Results the results of histological section showed that the number of vascular endothelial nuclei in the hyperoxia induced group was significantly different from that of the normal group (P0.05), and the ratio of the local use of pLKO.1-miRNA-410 eye drug group and the intravitreal injection pLKO.1-miRNA-410 group with the hyperoxia induction group was significant (P0.05), and the difference was worse than that of the normal group. There was no significant difference (P > 0.05); there was a significant difference between the local use of pLKO.1-miRNA-410 eye drops and the local use of pLKO.1-miRNA-mock eye drops (P0.05), and there was a significant difference between the pLKO.1-miRNA-410 group and the pLKO.1-miRNA-mock group injected with the vitreous cavity (P0.05), and the local use of pLKO.1-miRNA-410 eye medicine group (P0.05). There was no significant difference between pLKO.1-miRNA-410 group and intravitreal injection group (P > 0.05).

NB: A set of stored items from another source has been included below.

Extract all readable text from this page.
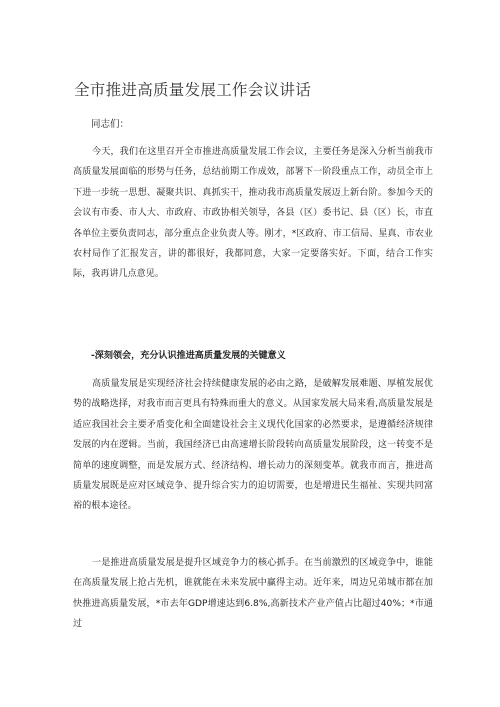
全市推进高质量发展工作会议讲话
同志们：

今天，我们在这里召开全市推进高质量发展工作会议，主要任务是深入分析当前我市高质量发展面临的形势与任务，总结前期工作成效，部署下一阶段重点工作，动员全市上下进一步统一思想、凝聚共识、真抓实干，推动我市高质量发展迈上新台阶。参加今天的会议有市委、市人大、市政府、市政协相关领导，各县（区）委书记、县（区）长，市直各单位主要负责同志，部分重点企业负责人等。刚才，*区政府、市工信局、星真、市农业农村局作了汇报发言，讲的都很好，我都同意，大家一定要落实好。下面，结合工作实际，我再讲几点意见。

-深刻领会，充分认识推进高质量发展的关键意义

高质量发展是实现经济社会持续健康发展的必由之路，是破解发展难题、厚植发展优势的战略选择，对我市而言更具有特殊而重大的意义。从国家发展大局来看,高质量发展是适应我国社会主要矛盾变化和全面建设社会主义现代化国家的必然要求，是遵循经济规律发展的内在逻辑。当前，我国经济已由高速增长阶段转向高质量发展阶段，这一转变不是简单的速度调整，而是发展方式、经济结构、增长动力的深刻变革。就我市而言，推进高质量发展既是应对区域竞争、提升综合实力的迫切需要，也是增进民生福祉、实现共同富裕的根本途径。

一是推进高质量发展是提升区域竞争力的核心抓手。在当前激烈的区域竞争中，谁能在高质量发展上抢占先机，谁就能在未来发展中赢得主动。近年来，周边兄弟城市都在加快推进高质量发展，*市去年GDP增速达到6.8%,高新技术产业产值占比超过40%；*市通过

The results of retina spread showed that the hyperoxia induced model group was injected into the pLKO.1-miRNA-410 group by injection of the vitreous cavity, and the new vascular plexus of the pLKO.1-mock group was reduced and the leakage was lightened. The high oxygen induction group in the pLKO.1-miRNA-410 eye medicine group, the pLKO.1-miRNA-410 group injected with the glass cavity, the intravitreal injection in the vitreous cavity. The neovascularization group of pLKO.1-mock group and local pLKO.1-mock eye drops group decreased significantly and fluorescence leakage was lightest.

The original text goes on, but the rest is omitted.